I was unaware that the author was a religion writer. It feels embarrassingly self-obvious not to think about how a book about the Devil would involve religious thought. I think that this serves the text, but I do think that a reader should be aware of it in the sense that I feel like some of the sections are much more rewarding with a working knowledge of Christianity, and it might change how you appreciate the book.
It is an inconsistent book, not in quality but in topicality, moving in a sort of stream of consciousness through various representations of the Devil and their works. Its expansive reach means that I feel that the reader will matter here more than usual, because of how many different things that the book is. That makes it hard to recommend, or at least go into it thinking that you will love parts and be left out by others, and that it is less historical or lit crit than conceptual and experiential.
It may be the first time that I wished a book was a video essay, in that serialization and visual editing would provide more architecture to the text, and the rambling nature fit spoken language more.
My thanks to the author, Ed Simon, for writing the book, and to the publisher, Melville House, for making the ARC available to me.
This book is a fascinating and erudite study of the history of the faustian bargain in which an individual sells his soul to the devil in exchange for power and knowledge. Although associated typically with Christopher Marlowe play.Docor Faustus, elements of the story can be traced to stories of Christ and Simon Magus in the Bible. Traces the portrayal of the story in art, literature. music, film and politics. Index. Notes. Illustrations.
This title combines the best features of both the creative non-fiction and microhistory genres.
The Devil’s Contract is a comprehensive and entertaining a non-fiction book on this subject as one could like. In exploring the roots, advent, and legacy of the Faust legend, author Ed Simon connects threads as disparate as Gnosticism, medieval illuminated manuscripts, an assassinated Romanian intellectual, and finally the Manhattan project. Throughout the author showcases his wit and verve, adding linguistic and artistic flourishes that keep the pace lively and engaging. Like a skilled actor, the author draws you in and then takes you on a sprawling journey, compelling you all the while with the merit of his story and the artfulness of his delivery.
While I personally felt that a few of the later chapters strayed somewhat from the initial scope of the book, I can easily forgive authorial wanderings as interesting and delightful to read as these. This title should be required reading for anyone interested in the growth and evolution of the Faust legend; it demonstrates impeccably why this myth is so enduring and so central to much of later western culture.
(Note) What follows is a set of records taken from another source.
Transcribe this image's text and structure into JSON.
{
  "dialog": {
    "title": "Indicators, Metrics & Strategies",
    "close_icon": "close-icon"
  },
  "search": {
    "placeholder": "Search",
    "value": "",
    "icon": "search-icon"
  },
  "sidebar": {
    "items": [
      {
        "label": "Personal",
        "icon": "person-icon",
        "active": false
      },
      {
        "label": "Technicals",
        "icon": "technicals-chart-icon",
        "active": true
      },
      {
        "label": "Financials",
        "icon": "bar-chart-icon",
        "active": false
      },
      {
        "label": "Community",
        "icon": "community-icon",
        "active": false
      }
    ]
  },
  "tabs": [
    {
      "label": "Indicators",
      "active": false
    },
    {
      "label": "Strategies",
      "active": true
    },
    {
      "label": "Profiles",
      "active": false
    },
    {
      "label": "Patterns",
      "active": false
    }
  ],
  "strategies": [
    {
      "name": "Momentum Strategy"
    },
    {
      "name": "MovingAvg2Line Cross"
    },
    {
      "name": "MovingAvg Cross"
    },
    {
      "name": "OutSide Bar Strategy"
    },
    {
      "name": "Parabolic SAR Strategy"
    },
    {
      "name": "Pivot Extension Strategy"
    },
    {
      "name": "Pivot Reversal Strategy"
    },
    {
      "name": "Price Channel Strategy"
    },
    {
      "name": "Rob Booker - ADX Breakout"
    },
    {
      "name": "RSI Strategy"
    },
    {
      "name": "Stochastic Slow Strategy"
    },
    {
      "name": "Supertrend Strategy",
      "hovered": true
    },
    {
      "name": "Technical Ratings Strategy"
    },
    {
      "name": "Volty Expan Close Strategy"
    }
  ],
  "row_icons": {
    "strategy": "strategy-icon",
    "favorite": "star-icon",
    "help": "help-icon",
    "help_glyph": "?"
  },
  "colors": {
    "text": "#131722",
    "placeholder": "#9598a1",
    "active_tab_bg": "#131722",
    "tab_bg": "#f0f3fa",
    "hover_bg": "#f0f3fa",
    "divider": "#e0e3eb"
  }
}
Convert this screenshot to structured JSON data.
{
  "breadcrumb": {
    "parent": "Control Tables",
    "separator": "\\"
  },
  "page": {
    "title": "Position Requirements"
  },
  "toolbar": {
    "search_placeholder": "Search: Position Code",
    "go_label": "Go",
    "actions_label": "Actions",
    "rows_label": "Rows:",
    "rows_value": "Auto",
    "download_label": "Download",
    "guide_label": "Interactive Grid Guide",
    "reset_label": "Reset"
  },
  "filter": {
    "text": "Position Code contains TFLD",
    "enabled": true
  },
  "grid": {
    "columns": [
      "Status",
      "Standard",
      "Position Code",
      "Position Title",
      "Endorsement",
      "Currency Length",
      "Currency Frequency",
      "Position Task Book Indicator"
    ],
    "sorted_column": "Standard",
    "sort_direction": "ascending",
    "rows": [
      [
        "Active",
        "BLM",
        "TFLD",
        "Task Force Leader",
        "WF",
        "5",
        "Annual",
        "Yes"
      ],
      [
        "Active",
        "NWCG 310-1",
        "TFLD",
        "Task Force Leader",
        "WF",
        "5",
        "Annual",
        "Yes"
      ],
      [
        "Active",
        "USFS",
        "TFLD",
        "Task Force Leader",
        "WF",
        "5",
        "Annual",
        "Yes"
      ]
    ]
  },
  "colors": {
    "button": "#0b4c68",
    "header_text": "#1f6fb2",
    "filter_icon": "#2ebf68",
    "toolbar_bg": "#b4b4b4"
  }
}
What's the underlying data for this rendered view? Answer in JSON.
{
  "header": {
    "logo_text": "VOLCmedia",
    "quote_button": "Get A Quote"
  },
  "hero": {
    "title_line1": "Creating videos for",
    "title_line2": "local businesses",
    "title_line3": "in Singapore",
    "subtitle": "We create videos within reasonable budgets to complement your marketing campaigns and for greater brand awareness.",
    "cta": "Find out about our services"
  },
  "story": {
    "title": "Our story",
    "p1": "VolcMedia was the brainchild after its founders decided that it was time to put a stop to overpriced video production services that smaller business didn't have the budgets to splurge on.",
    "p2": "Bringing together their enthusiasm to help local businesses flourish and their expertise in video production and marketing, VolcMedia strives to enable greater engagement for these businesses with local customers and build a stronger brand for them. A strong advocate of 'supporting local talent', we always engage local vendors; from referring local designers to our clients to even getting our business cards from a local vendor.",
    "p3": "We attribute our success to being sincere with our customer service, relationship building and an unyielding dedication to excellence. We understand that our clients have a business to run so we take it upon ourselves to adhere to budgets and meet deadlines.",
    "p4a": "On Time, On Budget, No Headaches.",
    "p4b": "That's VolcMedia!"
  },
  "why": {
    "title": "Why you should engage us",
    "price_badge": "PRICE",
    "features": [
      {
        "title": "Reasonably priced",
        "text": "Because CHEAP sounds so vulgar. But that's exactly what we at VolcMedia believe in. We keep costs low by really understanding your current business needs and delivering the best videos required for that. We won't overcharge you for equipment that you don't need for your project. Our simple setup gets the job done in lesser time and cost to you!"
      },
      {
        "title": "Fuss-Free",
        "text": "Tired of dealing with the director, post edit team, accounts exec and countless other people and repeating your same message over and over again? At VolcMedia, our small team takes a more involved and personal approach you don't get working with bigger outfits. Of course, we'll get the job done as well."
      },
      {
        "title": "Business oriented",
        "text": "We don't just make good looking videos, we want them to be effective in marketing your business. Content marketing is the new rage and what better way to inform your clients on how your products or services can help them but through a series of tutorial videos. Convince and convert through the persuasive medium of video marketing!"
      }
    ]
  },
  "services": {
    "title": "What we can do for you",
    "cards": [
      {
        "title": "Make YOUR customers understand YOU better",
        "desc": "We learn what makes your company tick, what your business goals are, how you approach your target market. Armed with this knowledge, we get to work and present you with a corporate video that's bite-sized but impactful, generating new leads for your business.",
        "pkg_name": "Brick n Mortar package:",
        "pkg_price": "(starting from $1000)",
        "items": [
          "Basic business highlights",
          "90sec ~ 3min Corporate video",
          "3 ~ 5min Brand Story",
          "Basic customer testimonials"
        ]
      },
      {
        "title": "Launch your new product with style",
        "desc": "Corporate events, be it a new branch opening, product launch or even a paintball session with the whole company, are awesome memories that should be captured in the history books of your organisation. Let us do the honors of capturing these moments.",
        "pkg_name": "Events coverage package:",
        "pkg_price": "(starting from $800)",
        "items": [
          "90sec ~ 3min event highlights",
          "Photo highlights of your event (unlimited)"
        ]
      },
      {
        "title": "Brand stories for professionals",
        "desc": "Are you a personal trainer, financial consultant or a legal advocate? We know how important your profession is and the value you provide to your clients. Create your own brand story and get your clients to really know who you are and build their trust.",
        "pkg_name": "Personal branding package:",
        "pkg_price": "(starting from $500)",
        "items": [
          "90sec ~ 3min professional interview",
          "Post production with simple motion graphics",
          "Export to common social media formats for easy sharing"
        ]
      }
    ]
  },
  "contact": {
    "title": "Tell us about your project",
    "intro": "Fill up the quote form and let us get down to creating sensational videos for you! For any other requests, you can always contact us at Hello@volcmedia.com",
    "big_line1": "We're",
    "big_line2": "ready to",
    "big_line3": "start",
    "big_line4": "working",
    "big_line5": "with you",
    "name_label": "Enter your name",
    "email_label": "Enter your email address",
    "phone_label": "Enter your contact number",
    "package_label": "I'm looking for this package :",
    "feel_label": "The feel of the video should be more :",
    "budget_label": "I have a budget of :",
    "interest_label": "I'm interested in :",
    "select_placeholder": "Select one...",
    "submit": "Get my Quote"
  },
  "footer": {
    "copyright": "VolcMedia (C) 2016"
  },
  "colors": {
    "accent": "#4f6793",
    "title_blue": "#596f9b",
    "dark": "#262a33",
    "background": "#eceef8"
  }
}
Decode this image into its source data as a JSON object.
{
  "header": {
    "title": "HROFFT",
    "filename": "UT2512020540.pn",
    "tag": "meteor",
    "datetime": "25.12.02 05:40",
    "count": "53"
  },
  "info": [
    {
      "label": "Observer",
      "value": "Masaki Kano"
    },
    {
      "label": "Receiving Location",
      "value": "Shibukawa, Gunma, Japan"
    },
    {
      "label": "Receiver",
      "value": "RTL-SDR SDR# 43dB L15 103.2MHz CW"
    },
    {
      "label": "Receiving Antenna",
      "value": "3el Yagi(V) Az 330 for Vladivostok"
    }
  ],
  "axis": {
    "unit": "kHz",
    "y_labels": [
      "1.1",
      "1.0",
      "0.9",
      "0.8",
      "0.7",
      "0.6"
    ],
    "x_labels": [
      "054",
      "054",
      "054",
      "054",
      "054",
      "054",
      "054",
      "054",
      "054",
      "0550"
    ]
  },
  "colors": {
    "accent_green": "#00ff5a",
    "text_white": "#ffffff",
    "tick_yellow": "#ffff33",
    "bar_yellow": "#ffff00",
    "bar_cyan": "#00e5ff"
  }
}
Ed Simon's "Devil's Contract" details the history of a question underlying a bargain as old as time - Would you sell your soul to the devil? For what? And would you figure out how to reneg on it at the last moment? From Christ to Roko's Basilisk, Simon looks at where we've been and what contemporary satanic pacts may look like today. From the bible to music to the little boxes for terms and services, everything might have Mephistopheles's fingerprints on it.
My thanks to NetGalley for the advanced copy.